There is history of breast cancer in my family and anything that can be done to improve outcomes has to be highly commended. I did however have the same question and this
> to at least get a second opinion on their mammogram.
for me makes a lot of sense, even in developed countries where you get a result but want extra assurances.
It would be interesting to know (assuming you have the data, even anecdotally) if the second opinions using this overturned professional ones and from those how many were corrected an original false negative mistake.
Not speaking for coolwulf obviously but I can perhaps shed some light.
Screening breast mammo has an occurrence rate problme. Something like less than 10 in 1000 studies will require further review; this means in practice as a radiologist you look at a lot of negative films before seeing a TP. It also means a typical read is done fast. Seconds-to-small minutes.

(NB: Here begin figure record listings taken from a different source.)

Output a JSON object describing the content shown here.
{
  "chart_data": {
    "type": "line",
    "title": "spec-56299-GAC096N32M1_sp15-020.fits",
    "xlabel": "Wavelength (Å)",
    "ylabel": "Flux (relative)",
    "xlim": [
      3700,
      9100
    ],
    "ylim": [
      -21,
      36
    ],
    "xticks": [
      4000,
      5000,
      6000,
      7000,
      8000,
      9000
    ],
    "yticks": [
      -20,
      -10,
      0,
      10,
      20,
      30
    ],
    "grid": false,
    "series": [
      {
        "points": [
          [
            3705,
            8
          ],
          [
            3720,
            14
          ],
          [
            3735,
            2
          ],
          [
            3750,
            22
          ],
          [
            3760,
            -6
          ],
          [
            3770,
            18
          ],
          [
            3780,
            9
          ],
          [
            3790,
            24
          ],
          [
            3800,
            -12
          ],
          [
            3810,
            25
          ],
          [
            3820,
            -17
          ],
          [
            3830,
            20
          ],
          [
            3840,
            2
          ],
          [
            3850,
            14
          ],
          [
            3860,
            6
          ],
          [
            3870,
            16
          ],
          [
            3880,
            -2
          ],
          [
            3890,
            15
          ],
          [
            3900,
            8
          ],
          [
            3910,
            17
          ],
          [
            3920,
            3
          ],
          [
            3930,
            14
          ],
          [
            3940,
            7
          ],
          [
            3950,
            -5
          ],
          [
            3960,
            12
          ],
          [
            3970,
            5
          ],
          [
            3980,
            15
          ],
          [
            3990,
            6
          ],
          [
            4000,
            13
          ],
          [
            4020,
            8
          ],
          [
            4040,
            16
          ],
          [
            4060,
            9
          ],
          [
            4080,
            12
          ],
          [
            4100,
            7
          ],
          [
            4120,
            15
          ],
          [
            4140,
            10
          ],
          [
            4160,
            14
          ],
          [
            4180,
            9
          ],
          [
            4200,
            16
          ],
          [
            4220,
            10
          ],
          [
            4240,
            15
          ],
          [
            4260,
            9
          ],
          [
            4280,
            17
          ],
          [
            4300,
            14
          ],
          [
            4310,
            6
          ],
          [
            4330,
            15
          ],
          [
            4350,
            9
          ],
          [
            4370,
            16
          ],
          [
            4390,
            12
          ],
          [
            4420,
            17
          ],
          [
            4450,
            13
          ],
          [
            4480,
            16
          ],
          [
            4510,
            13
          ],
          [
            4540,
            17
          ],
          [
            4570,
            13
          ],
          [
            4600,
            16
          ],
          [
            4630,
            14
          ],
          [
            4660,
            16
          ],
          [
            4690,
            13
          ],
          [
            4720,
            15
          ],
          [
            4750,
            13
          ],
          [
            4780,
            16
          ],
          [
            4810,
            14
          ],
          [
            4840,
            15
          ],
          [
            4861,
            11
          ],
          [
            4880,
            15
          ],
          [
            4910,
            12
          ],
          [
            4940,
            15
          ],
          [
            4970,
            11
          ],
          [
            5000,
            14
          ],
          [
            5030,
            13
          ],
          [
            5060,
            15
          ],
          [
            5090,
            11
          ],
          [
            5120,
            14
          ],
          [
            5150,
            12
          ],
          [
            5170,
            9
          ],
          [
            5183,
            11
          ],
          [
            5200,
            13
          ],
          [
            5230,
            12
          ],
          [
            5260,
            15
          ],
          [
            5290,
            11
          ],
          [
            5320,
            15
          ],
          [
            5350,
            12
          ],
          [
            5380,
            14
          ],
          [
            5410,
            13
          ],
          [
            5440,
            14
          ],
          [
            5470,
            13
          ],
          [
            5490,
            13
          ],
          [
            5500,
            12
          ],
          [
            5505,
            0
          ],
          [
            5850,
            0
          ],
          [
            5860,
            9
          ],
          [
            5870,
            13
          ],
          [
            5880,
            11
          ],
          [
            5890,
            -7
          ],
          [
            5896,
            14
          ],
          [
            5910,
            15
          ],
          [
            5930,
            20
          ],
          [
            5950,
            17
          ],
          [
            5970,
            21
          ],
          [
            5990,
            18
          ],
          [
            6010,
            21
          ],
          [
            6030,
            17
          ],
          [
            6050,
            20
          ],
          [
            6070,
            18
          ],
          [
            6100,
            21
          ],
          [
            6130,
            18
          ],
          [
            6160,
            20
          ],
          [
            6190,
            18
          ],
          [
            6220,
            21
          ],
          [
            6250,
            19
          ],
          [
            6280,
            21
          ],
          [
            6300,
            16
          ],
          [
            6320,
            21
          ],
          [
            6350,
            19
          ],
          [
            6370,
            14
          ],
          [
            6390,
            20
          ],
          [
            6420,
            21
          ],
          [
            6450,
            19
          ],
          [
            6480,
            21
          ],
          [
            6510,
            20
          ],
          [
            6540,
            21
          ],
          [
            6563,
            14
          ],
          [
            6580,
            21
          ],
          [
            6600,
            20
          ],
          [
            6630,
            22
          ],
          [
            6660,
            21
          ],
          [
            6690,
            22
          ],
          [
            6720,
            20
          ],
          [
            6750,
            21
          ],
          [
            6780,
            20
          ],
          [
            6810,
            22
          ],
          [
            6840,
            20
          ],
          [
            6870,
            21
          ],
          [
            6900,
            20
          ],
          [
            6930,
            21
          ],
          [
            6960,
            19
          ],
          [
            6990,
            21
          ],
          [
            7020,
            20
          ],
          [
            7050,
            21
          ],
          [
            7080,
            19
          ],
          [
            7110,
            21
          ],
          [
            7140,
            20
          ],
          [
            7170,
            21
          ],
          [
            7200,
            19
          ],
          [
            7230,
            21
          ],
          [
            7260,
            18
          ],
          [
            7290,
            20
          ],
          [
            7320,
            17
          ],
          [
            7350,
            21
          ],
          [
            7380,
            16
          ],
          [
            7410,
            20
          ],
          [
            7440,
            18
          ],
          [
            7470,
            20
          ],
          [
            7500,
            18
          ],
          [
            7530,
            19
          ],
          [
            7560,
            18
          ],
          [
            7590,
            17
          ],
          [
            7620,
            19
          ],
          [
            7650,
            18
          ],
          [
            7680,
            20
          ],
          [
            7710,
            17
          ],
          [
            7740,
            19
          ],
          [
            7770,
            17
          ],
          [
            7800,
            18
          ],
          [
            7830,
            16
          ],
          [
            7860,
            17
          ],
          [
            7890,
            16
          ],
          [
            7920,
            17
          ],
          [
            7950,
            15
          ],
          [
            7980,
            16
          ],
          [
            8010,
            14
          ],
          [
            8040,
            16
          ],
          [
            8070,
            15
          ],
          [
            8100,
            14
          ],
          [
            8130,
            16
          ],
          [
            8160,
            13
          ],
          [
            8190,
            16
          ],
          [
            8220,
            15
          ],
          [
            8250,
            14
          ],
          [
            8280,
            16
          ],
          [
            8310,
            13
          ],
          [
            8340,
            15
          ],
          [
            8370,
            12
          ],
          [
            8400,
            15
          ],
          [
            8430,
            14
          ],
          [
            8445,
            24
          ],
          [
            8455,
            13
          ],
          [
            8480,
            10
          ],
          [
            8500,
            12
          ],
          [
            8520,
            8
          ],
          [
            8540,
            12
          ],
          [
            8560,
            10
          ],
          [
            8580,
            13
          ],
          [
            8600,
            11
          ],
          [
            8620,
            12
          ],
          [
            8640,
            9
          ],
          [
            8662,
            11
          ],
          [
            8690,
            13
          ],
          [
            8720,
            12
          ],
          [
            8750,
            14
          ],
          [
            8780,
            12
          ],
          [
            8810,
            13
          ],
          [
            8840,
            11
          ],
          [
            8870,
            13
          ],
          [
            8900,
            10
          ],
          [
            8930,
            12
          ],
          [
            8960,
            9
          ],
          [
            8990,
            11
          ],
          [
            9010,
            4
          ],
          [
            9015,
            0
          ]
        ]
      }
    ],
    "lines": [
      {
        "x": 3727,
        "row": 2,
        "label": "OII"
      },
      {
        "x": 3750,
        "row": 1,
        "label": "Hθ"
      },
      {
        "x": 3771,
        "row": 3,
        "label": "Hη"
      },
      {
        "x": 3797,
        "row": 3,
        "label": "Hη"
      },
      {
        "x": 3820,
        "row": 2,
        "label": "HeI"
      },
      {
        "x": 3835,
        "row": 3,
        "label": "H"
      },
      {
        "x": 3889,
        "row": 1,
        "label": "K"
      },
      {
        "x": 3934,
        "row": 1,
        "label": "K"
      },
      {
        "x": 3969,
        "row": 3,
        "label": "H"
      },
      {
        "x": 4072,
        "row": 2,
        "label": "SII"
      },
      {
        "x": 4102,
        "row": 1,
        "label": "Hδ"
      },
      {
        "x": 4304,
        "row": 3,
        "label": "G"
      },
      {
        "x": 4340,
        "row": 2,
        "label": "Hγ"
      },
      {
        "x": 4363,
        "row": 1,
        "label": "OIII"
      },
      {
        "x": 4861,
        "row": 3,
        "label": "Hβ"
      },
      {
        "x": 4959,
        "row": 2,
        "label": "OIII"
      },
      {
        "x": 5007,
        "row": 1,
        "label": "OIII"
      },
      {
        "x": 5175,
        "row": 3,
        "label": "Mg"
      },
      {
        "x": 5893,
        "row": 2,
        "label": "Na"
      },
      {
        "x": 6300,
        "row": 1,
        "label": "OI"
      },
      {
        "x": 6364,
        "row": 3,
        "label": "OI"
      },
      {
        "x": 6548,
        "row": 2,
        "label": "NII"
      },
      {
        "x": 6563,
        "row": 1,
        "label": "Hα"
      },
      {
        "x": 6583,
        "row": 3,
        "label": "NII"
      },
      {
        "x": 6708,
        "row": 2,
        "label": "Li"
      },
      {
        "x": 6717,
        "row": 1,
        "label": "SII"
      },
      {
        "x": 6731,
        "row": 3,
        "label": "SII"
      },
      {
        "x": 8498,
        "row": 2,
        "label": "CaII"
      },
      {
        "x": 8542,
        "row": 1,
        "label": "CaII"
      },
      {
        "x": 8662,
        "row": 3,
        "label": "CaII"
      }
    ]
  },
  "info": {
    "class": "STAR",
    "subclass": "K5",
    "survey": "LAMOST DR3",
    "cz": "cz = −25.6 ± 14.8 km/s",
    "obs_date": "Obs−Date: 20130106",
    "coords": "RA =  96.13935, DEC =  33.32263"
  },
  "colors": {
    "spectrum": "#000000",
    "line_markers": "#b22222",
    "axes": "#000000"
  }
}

This results in a couple of things. Reader variability based on experience/throughput, and false negatives. There were some double reader studies that caught something like 15% (going from memory here) of FN - but nobody can affort to have two radiologists read everything.
So the profession is already conceptually used to the idea of using an algorithm as a "second read" and reconsidering. Typically this won't "overturn" anything here but rather say 'hey have another look', but the decision to proceed or not is still the clinicians. Having a positive from the algorithm makes them review carefully, but you have to watch the FP rate here or nobody would get anything else done.
I have heard of health systems using algorithms as a first pass too (i.e. radiologist only see films that have had a postive in a tuned-to-be-senstive version), but that has it's own set of issues.
The first commercially available AI/ML approach to breast cancer screening was available (US) in the late 90s. There have been many iterations and some improvements since, none of which really knock it out of the park but most clinical radiologists see the value. Perhaps the more interesting question then is why are people getting value out of uploading their own scans, i.e. why does their standard care path not already include this?